Truth values in fictional world[edit]
Distinguishing between fictional statements and false statements[edit]
According to the Russellian theory of reference, the statement “Long John Silver has a wooden leg” and the statement “Earth's moon has a diameter of four meters” are both false. The first statement suffers reference failure, because it fails to pick out an individual in the actual world. The second sentence refers to an object in the actual world, but the predicate does not match the actual world. (The actual diameter being more than 3470 km.) Russell's theory thus does not assign different truth-values to the two statements.[1]
True and false statements in fiction[edit]

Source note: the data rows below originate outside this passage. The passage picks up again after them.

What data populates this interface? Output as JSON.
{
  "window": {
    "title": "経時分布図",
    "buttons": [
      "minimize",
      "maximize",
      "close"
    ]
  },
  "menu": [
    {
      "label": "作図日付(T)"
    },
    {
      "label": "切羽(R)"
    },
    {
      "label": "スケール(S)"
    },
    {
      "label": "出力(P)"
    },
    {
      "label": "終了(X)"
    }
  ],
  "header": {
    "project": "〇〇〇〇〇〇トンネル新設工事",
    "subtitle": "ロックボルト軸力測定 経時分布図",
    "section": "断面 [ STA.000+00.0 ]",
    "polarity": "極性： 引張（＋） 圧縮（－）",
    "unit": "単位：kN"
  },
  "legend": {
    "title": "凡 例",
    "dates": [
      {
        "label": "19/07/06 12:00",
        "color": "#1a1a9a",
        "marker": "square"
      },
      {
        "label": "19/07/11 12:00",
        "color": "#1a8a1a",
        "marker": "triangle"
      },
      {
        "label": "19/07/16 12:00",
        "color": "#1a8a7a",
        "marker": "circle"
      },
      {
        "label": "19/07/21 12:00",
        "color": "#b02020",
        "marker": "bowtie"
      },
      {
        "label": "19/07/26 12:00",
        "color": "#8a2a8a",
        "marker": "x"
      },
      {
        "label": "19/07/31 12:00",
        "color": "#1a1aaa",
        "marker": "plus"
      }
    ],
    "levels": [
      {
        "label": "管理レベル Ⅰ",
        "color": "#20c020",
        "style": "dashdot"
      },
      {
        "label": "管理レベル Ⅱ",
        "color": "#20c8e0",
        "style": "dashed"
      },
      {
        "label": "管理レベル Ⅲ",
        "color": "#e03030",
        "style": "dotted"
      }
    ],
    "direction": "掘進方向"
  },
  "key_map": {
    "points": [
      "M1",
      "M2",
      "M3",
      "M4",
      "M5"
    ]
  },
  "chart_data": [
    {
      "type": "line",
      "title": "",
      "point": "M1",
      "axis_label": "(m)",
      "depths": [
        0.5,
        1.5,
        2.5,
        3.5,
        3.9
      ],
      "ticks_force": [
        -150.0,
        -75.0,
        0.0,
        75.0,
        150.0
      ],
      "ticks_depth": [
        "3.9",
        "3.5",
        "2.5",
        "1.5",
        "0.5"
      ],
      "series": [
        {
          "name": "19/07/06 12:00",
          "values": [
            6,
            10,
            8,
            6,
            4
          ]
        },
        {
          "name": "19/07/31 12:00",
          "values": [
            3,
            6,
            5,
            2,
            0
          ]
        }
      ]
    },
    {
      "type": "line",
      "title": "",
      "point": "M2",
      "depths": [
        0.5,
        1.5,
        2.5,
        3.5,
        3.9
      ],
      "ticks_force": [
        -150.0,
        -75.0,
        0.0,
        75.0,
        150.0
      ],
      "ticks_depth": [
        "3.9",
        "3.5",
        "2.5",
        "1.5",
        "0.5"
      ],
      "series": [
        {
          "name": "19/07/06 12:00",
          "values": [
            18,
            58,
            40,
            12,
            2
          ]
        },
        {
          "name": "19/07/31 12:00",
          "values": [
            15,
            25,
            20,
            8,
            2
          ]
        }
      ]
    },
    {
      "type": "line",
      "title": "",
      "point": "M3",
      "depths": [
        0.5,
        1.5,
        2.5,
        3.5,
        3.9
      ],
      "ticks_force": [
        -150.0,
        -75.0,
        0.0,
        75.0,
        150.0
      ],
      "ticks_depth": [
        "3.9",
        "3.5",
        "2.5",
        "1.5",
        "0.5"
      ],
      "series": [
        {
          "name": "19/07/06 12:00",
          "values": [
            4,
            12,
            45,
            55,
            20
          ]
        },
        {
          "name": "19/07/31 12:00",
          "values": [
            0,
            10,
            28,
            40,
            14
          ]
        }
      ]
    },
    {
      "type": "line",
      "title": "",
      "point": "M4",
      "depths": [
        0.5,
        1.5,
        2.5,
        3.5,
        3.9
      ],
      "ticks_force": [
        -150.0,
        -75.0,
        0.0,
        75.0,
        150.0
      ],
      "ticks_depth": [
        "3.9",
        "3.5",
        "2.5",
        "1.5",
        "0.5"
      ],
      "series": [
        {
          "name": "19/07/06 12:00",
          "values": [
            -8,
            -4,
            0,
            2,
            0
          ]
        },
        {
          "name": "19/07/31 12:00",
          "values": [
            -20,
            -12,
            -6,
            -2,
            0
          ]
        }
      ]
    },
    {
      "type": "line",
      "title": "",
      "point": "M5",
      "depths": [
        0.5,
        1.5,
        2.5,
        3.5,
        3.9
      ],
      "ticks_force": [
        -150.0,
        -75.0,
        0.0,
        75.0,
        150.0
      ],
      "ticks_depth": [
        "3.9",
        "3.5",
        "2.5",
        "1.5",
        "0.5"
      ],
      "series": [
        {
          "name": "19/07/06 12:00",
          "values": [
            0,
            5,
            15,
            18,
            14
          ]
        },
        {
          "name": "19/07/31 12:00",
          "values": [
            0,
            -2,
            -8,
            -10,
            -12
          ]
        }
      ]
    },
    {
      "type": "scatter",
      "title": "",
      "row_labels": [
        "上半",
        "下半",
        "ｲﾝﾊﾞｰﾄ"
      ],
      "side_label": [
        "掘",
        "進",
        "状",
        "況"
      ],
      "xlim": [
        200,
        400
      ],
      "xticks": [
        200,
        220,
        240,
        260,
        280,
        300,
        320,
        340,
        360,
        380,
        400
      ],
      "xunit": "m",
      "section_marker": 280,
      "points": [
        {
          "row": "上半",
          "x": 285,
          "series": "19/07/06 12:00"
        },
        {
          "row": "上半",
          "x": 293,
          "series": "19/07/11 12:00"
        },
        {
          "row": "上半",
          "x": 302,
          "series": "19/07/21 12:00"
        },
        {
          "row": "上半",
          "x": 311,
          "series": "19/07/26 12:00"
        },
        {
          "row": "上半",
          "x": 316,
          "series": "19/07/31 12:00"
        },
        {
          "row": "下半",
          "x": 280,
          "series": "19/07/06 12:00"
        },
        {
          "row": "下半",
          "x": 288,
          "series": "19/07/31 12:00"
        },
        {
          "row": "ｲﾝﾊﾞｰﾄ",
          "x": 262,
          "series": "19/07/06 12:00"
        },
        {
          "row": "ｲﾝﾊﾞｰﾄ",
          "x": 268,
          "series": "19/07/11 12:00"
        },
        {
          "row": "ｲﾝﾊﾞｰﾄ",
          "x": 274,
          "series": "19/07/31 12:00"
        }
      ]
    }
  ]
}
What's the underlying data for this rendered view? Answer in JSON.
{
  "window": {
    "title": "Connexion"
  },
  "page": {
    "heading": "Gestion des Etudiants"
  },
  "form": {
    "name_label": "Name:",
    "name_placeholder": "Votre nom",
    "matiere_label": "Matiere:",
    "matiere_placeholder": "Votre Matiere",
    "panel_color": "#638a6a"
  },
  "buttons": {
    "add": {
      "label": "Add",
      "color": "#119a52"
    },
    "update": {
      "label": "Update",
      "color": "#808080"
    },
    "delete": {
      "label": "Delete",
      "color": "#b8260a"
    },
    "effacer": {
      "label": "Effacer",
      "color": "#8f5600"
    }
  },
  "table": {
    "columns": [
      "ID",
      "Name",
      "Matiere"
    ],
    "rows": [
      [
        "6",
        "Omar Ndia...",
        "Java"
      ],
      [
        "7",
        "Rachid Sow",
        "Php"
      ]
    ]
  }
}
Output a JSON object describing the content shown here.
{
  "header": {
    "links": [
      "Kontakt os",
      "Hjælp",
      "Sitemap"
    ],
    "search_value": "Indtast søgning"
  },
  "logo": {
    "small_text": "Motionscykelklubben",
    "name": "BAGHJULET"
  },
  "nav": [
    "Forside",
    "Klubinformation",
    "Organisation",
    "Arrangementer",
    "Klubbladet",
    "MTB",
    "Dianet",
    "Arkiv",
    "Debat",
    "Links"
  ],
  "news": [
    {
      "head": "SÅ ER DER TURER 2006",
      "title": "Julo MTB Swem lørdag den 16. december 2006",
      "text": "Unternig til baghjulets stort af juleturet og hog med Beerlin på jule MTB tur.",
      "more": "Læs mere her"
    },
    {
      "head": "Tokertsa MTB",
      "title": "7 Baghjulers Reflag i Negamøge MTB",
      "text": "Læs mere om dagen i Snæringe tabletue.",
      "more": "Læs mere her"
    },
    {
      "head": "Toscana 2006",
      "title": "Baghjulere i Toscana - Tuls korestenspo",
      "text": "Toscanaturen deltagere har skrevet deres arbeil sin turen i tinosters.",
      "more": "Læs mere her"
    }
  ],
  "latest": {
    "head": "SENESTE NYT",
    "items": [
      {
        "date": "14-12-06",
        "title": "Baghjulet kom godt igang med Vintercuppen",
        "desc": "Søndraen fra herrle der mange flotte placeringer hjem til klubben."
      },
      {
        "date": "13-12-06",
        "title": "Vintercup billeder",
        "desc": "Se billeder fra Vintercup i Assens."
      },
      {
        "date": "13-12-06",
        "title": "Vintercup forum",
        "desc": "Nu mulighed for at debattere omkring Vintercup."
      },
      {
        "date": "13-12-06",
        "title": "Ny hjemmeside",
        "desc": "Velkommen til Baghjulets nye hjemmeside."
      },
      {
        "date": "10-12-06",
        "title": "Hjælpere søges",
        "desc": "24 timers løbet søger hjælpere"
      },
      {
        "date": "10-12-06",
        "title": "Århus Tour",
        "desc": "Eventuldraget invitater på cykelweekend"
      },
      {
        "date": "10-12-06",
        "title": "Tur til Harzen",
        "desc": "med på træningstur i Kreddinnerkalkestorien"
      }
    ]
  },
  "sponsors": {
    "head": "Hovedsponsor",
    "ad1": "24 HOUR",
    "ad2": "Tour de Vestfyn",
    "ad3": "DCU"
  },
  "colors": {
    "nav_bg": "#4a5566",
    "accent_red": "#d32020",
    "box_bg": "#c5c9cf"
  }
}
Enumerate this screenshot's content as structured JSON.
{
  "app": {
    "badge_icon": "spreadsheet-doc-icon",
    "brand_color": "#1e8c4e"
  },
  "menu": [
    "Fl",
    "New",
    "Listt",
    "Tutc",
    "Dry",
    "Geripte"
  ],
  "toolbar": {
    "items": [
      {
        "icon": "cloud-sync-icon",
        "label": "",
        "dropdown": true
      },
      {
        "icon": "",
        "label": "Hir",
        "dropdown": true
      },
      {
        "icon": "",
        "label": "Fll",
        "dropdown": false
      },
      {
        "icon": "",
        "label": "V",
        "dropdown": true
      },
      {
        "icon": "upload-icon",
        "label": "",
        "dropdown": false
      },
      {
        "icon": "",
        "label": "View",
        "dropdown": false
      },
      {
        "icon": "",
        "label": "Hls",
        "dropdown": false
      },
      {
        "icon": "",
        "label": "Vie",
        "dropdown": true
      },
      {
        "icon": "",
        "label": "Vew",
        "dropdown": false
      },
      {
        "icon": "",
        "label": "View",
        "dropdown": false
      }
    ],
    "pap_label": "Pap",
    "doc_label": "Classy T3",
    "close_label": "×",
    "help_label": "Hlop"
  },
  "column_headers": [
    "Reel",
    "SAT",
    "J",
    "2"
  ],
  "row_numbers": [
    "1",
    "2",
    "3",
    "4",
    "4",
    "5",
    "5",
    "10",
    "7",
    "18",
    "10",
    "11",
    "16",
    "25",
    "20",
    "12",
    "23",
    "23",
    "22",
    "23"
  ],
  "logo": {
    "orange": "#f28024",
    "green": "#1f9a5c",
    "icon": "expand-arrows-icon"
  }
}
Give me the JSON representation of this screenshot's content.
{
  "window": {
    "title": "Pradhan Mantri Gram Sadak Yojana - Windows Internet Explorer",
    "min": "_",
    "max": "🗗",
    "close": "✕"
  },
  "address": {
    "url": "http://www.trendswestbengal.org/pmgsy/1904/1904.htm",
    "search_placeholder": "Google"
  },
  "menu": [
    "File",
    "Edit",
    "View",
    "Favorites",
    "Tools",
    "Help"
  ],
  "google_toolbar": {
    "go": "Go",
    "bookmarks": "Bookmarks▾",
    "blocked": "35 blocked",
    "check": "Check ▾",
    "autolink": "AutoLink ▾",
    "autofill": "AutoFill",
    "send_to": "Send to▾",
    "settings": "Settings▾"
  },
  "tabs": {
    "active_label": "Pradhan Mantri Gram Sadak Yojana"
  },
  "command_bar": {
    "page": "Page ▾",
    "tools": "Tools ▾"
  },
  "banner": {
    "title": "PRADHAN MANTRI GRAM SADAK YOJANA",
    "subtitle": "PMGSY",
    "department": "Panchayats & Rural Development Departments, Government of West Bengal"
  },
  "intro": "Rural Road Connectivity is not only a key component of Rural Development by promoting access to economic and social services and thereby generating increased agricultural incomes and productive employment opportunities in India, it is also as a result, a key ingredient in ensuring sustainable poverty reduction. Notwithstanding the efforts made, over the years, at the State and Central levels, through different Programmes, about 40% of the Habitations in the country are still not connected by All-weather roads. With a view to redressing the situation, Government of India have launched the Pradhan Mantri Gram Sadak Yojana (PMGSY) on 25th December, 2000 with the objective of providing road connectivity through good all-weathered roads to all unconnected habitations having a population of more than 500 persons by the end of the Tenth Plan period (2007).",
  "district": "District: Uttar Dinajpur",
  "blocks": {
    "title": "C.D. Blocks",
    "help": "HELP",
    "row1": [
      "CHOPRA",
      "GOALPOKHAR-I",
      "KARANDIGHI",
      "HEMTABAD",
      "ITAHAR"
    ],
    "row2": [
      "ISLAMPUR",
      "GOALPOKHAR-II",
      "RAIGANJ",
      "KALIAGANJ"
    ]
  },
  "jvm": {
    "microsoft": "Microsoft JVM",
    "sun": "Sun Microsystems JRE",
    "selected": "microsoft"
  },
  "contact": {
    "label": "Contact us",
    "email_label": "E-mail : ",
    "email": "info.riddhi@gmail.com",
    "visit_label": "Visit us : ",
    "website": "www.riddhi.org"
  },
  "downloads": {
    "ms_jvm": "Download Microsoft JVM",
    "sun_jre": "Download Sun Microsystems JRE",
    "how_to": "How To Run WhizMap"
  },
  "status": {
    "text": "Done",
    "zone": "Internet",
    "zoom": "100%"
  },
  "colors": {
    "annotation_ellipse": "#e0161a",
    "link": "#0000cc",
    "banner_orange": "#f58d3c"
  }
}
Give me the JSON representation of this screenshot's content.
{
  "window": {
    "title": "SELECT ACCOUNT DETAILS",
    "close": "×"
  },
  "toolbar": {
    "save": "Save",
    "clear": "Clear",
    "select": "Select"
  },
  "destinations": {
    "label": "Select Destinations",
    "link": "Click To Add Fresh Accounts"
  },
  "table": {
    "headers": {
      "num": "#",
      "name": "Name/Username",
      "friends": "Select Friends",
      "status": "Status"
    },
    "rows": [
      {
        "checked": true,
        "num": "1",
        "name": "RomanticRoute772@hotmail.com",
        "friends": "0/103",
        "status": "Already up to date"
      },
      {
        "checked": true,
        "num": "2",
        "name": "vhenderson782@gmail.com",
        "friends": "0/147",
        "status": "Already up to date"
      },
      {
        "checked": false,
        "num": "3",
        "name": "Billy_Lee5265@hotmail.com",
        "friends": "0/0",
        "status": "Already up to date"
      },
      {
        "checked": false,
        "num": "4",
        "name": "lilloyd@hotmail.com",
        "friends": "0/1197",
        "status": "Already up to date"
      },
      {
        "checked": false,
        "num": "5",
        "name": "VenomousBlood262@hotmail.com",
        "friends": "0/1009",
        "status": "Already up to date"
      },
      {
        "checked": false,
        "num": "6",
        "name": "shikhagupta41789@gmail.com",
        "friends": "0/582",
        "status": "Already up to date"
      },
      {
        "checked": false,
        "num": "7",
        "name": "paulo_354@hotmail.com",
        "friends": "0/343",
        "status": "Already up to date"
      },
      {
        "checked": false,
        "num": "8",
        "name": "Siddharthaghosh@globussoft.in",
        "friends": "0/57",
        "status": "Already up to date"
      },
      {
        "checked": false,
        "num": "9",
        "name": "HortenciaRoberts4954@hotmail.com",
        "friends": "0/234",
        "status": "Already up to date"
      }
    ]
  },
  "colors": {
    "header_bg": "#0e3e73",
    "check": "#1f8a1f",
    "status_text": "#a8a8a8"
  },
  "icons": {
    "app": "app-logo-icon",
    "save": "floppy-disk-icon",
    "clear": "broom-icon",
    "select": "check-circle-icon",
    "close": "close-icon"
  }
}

In the Russellian system, the statement “Long John Silver has a wooden leg” and the statement “Long John Silver was one of the most successful playwrights of late Victorian London” have the same truth value: false. This equality may present problems for those wishing to distinguish such statements in terms of truth value.[1]
Real referents in fictional worlds[edit]
Some statements are false with reference to the actual world but potentially true in reference to some fictional world.[1] Coleridge's poem "Kubla Khan" ("In Xanadu did Kubla Khan a stately pleasure-dome decree") does not, strictly speaking, suffer reference failure. The 18th century version of the name Kublai Khan picks out a Mongol emperor, the grandson of Genghis Khan. But since few of the events in Coleridge's narrative poem obtain in the actual world, according to Russellian logic, most statements in the poem are false.